I tend to struggle on presentation, but typically I can be a fairly fantastic cook. I marked good because the presentation side drags my grade down. The other day I made a delightful broth which I used to cook some bone marrow to have over rice. Just horrible for you, really awful amounts of oil in that, but it is just fantastic over bread and rice with a dish of the broth on the side. Did not have good luck making bullion gelatin (sp?) cubes out of that stuff, but I think it was because a little oil escaped and interfered with the gelatin solidifying.
I've managed to impress reasonably well with some crossbreed foods, where I take americanized mexican and alter them to have a more traditional mexican ingredient base, but keep the cooking methods introduced in the americanization. The reverse is also quite nice. A simple tamale burrito based on the taco bell style recipe can be made excellent by using a slower water based cook style for the meat to draw out grease, and substituting real hot sauce for the ketchup they use.
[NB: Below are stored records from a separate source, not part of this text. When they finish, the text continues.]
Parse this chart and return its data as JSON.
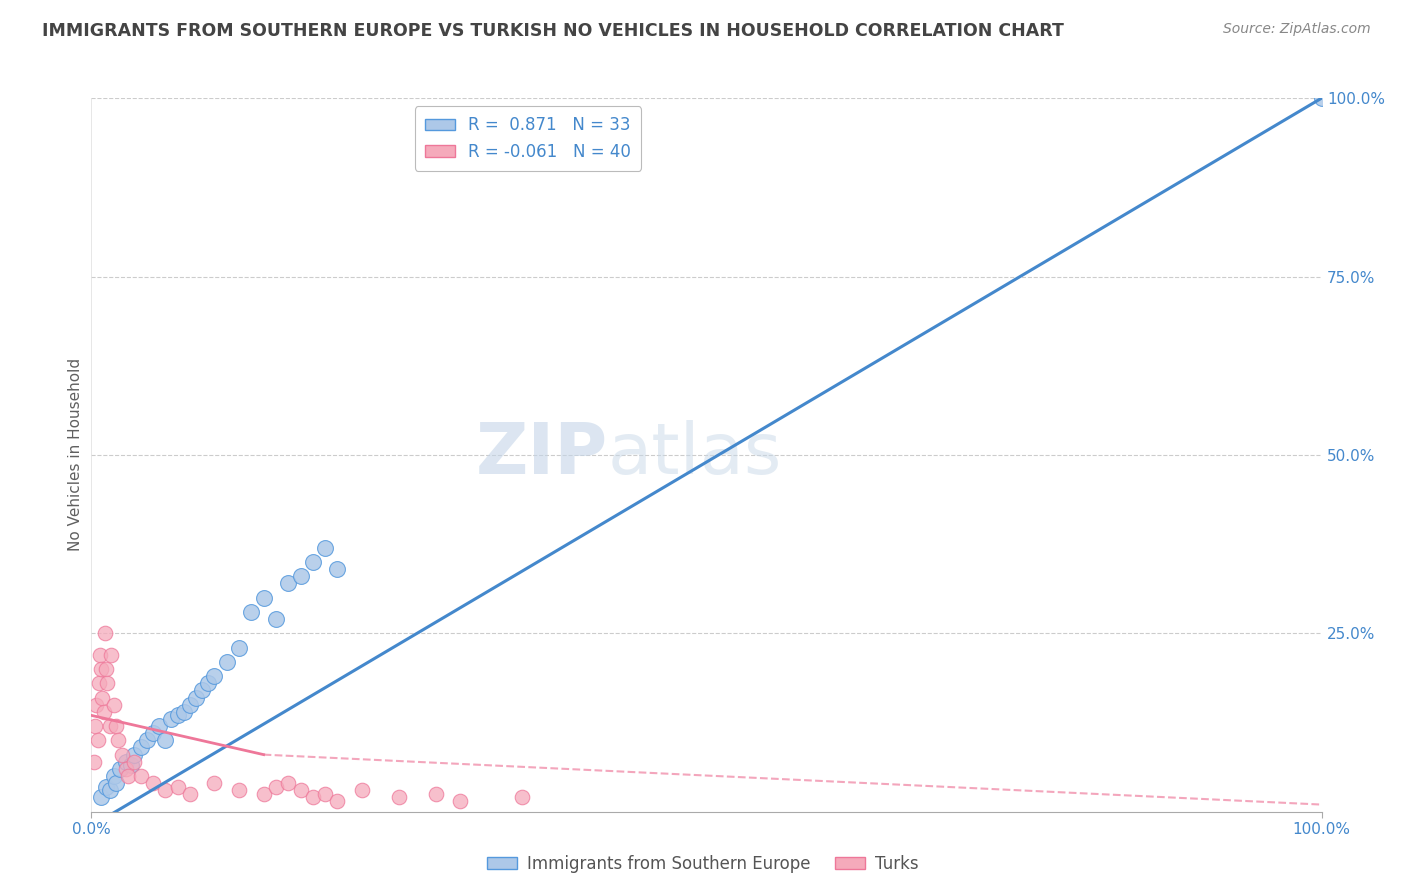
{
  "title": "IMMIGRANTS FROM SOUTHERN EUROPE VS TURKISH NO VEHICLES IN HOUSEHOLD CORRELATION CHART",
  "source": "Source: ZipAtlas.com",
  "ylabel": "No Vehicles in Household",
  "watermark_zip": "ZIP",
  "watermark_atlas": "atlas",
  "xlim": [
    0,
    100
  ],
  "ylim": [
    0,
    100
  ],
  "blue_label": "Immigrants from Southern Europe",
  "pink_label": "Turks",
  "blue_R": "0.871",
  "blue_N": "33",
  "pink_R": "-0.061",
  "pink_N": "40",
  "blue_color": "#adc8e8",
  "pink_color": "#f5aabb",
  "blue_edge_color": "#5599dd",
  "pink_edge_color": "#ee7799",
  "blue_line_color": "#4488cc",
  "pink_line_color": "#ee7799",
  "grid_color": "#cccccc",
  "title_color": "#444444",
  "legend_text_color": "#4488cc",
  "blue_scatter_x": [
    0.8,
    1.2,
    1.5,
    1.8,
    2.0,
    2.3,
    2.8,
    3.2,
    3.5,
    4.0,
    4.5,
    5.0,
    5.5,
    6.0,
    6.5,
    7.0,
    7.5,
    8.0,
    8.5,
    9.0,
    9.5,
    10.0,
    11.0,
    12.0,
    13.0,
    14.0,
    15.0,
    16.0,
    17.0,
    18.0,
    19.0,
    20.0,
    100.0
  ],
  "blue_scatter_y": [
    2.0,
    3.5,
    3.0,
    5.0,
    4.0,
    6.0,
    7.0,
    6.5,
    8.0,
    9.0,
    10.0,
    11.0,
    12.0,
    10.0,
    13.0,
    13.5,
    14.0,
    15.0,
    16.0,
    17.0,
    18.0,
    19.0,
    21.0,
    23.0,
    28.0,
    30.0,
    27.0,
    32.0,
    33.0,
    35.0,
    37.0,
    34.0,
    100.0
  ],
  "pink_scatter_x": [
    0.2,
    0.3,
    0.4,
    0.5,
    0.6,
    0.7,
    0.8,
    0.9,
    1.0,
    1.1,
    1.2,
    1.3,
    1.5,
    1.6,
    1.8,
    2.0,
    2.2,
    2.5,
    2.8,
    3.0,
    3.5,
    4.0,
    5.0,
    6.0,
    7.0,
    8.0,
    10.0,
    12.0,
    14.0,
    15.0,
    16.0,
    17.0,
    18.0,
    19.0,
    20.0,
    22.0,
    25.0,
    28.0,
    30.0,
    35.0
  ],
  "pink_scatter_y": [
    7.0,
    12.0,
    15.0,
    10.0,
    18.0,
    22.0,
    20.0,
    16.0,
    14.0,
    25.0,
    20.0,
    18.0,
    12.0,
    22.0,
    15.0,
    12.0,
    10.0,
    8.0,
    6.0,
    5.0,
    7.0,
    5.0,
    4.0,
    3.0,
    3.5,
    2.5,
    4.0,
    3.0,
    2.5,
    3.5,
    4.0,
    3.0,
    2.0,
    2.5,
    1.5,
    3.0,
    2.0,
    2.5,
    1.5,
    2.0
  ],
  "background_color": "#ffffff",
  "blue_line_x0": 0,
  "blue_line_y0": -2.0,
  "blue_line_x1": 100,
  "blue_line_y1": 100,
  "pink_solid_x0": 0,
  "pink_solid_y0": 13.5,
  "pink_solid_x1": 14,
  "pink_solid_y1": 8.0,
  "pink_dash_x0": 14,
  "pink_dash_y0": 8.0,
  "pink_dash_x1": 100,
  "pink_dash_y1": 1.0
}
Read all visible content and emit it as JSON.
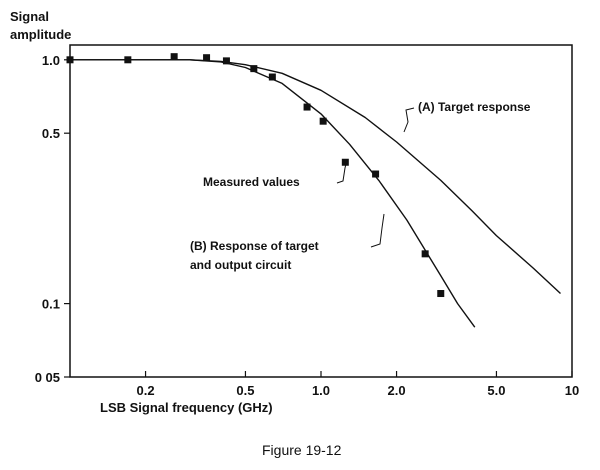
{
  "chart_data": {
    "type": "line",
    "title": "",
    "ylabel_lines": [
      "Signal",
      "amplitude"
    ],
    "xlabel": "LSB Signal frequency (GHz)",
    "xscale": "log",
    "yscale": "log",
    "xlim": [
      0.1,
      10
    ],
    "ylim": [
      0.05,
      1.15
    ],
    "grid": false,
    "x_ticks": [
      {
        "value": 0.2,
        "label": "0.2"
      },
      {
        "value": 0.5,
        "label": "0.5"
      },
      {
        "value": 1.0,
        "label": "1.0"
      },
      {
        "value": 2.0,
        "label": "2.0"
      },
      {
        "value": 5.0,
        "label": "5.0"
      },
      {
        "value": 10,
        "label": "10"
      }
    ],
    "y_ticks": [
      {
        "value": 1.0,
        "label": "1.0"
      },
      {
        "value": 0.5,
        "label": "0.5"
      },
      {
        "value": 0.1,
        "label": "0.1"
      },
      {
        "value": 0.05,
        "label": "0 05"
      }
    ],
    "series": [
      {
        "name": "(A) Target response",
        "kind": "line",
        "points": [
          [
            0.1,
            1.0
          ],
          [
            0.3,
            1.0
          ],
          [
            0.4,
            0.985
          ],
          [
            0.5,
            0.955
          ],
          [
            0.7,
            0.88
          ],
          [
            1.0,
            0.75
          ],
          [
            1.5,
            0.58
          ],
          [
            2.0,
            0.46
          ],
          [
            3.0,
            0.32
          ],
          [
            4.0,
            0.24
          ],
          [
            5.0,
            0.19
          ],
          [
            7.0,
            0.14
          ],
          [
            9.0,
            0.11
          ]
        ]
      },
      {
        "name": "(B) Response of target and output circuit",
        "kind": "line",
        "points": [
          [
            0.1,
            1.0
          ],
          [
            0.3,
            1.0
          ],
          [
            0.4,
            0.98
          ],
          [
            0.5,
            0.93
          ],
          [
            0.7,
            0.8
          ],
          [
            1.0,
            0.6
          ],
          [
            1.3,
            0.45
          ],
          [
            1.7,
            0.32
          ],
          [
            2.2,
            0.22
          ],
          [
            3.0,
            0.13
          ],
          [
            3.5,
            0.1
          ],
          [
            4.1,
            0.08
          ]
        ]
      },
      {
        "name": "Measured values",
        "kind": "scatter",
        "points": [
          [
            0.1,
            1.0
          ],
          [
            0.17,
            1.0
          ],
          [
            0.26,
            1.03
          ],
          [
            0.35,
            1.02
          ],
          [
            0.42,
            0.99
          ],
          [
            0.54,
            0.92
          ],
          [
            0.64,
            0.85
          ],
          [
            0.88,
            0.64
          ],
          [
            1.02,
            0.56
          ],
          [
            1.25,
            0.38
          ],
          [
            1.65,
            0.34
          ],
          [
            2.6,
            0.16
          ],
          [
            3.0,
            0.11
          ]
        ]
      }
    ],
    "annotations": [
      {
        "text": "(A) Target response"
      },
      {
        "text": "Measured values"
      },
      {
        "text": "(B) Response of target"
      },
      {
        "text": "and output circuit"
      }
    ]
  },
  "caption": "Figure 19-12"
}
I do struggle with pastry though. Cannot produce a pastry to save my life most of the time, and when I do it usually goes stale before anyone has it.
revjor said:
Like, really good, but you have to be one of the first cooks I've met that actually cook for themselves on downtime. My buddies that used to work as chefs absolutely never cooked after work - its only now that they don't work in a restaurant that they spend ridiculous amounts of time trying to perfect recipes or reproduce the effects of fancy cookware that they no longer have access to.
I've been getting tips from my buddy to improve my efforts, but I think the fact that I will happily spend two hours making a single meal for myself drives him nuts.